Spot a part and help save a generation of Brit sports cars

| 25 May 2016

As a former – and pretty much guaranteed future – owner of a wedge Elite Lotus, I was horrified to hear the other day of what should be a small problem possibly meaning an early demise for all these cars. Yes, I am aware that some of you will scoff that that would be a good thing, but you are entitled to be horribly wrong. That is your right. 

I received the SOS from Angus Marshall, linchpin on the essential forum lotusexcel.net, a diehard enthusiast and indefatigable champion of these far too often derided Lotuses.

The problem is that Elite, Eclat and Excel use a particular steel profile for their window frames – one shared with wedge TVRs, later Esprits and possibly some Reliants – which rots. Rots like a 1970s Alfa.

In this day and age, when just about everything for every classic is available, that doesn’t seem like it should be an insurmountable problem, but it is proving so.

Lotus doesn’t seem to want to reproduce them any time soon, a four-year search to find someone to make them at a viable rate has proven fruitless (£500-750 a frame from those that reckon they could even do it), the cheaper alternative of remaking them in ally is no-go because the lighter metal flexes badly at speed (hence why Esprits moved to steel frames) and cannibalising NOS later Esprit frames doesn’t really work because the curvature is wrong.

Angus, understandably rather distraught at the situation, said: “Have we finally got to a stage where some fantastic cars are going to be forced off the road because a single component can't be reproduced any more? What an irony that would be if the cars are rendered unusable due to rot of one of the few exposed metal parts on them!”

So what can be done?

Well it would be great if someone could affordably remanufacture the parts – originally produced by Edward Rose Ltd, which went out of business in the early 2000s – but even better if they are already out there. After all, given the nature of the manufacturers that used them – Lotus, TVR and possibly Reliant – it’s almost inconceivable that they didn’t come out of a mainstream parts bin. But whose? If someone could identify the frame, then there might already be a mountain of them out there. And if anyone can answer that question, I know it will be one of you lot.

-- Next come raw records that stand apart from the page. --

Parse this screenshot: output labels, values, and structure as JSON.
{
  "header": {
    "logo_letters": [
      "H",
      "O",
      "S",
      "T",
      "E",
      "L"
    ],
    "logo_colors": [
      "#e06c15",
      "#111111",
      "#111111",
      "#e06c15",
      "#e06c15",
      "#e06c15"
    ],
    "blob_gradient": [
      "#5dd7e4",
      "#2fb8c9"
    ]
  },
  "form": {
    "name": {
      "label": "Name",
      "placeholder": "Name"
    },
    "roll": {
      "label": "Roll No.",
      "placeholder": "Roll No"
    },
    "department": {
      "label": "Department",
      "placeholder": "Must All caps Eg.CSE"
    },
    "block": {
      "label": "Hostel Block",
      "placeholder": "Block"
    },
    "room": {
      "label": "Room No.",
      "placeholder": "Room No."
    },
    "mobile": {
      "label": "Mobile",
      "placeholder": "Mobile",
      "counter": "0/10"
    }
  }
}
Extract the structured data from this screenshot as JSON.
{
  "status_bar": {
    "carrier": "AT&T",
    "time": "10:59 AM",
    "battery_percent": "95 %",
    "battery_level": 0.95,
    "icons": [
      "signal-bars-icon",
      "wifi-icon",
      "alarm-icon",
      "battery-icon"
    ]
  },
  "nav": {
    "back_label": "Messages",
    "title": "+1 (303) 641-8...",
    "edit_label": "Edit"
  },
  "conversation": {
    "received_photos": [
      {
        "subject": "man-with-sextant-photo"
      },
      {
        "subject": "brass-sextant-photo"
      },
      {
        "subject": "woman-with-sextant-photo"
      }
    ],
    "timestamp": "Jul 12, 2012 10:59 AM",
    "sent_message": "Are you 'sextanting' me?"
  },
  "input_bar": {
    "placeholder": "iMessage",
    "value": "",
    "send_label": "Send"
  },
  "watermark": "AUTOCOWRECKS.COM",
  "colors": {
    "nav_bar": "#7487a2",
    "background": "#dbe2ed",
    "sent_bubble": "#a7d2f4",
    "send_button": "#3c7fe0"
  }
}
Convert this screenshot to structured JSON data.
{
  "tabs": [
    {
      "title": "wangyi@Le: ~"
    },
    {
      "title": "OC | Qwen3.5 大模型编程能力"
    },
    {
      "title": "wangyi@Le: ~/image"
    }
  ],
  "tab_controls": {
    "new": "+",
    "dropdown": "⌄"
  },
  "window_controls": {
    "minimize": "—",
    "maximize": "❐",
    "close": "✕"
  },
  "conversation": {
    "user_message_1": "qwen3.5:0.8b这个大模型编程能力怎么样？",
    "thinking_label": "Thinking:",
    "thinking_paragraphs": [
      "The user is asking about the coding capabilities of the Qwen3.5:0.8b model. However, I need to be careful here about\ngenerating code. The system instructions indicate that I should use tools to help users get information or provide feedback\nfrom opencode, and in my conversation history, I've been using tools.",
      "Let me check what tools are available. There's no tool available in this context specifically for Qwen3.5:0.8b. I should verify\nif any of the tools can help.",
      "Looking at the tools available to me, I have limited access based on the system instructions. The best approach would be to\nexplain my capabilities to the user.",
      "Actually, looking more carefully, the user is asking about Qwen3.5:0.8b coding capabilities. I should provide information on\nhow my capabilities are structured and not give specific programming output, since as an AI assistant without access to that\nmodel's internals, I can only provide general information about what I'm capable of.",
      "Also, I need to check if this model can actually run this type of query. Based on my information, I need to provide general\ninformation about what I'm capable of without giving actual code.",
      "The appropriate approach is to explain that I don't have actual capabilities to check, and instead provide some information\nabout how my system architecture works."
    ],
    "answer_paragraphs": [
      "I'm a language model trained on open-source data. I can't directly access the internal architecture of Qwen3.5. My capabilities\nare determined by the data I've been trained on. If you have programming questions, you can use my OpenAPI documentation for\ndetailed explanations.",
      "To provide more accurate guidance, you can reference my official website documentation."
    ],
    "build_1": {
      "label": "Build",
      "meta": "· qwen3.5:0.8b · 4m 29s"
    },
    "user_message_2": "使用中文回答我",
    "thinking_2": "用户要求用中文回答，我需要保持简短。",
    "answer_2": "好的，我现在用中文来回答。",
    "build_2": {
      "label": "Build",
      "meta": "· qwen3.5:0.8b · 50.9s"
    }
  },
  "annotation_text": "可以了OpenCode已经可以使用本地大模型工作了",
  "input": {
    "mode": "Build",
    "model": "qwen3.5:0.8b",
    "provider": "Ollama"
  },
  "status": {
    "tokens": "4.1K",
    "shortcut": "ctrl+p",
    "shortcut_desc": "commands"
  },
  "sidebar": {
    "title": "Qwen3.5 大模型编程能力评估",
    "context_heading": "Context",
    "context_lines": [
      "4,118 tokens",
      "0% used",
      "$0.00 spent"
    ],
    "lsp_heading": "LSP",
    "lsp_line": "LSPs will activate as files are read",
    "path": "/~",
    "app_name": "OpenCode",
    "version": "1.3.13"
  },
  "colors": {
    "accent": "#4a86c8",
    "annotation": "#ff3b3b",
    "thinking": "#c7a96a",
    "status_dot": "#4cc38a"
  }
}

Well, who would have thought after all the problems these wonderful cars have overcome before finally becoming appreciated – the hostile reaction to Ollie Winterbottom’s wonderful styling, the woeful reputation of the engine, the three-minute lifespan of the rear hub seals, the sagging headlining, the decades of one-step-from-scrap-winking-headlight classics – something as trivial as a window frame could threaten their very existence?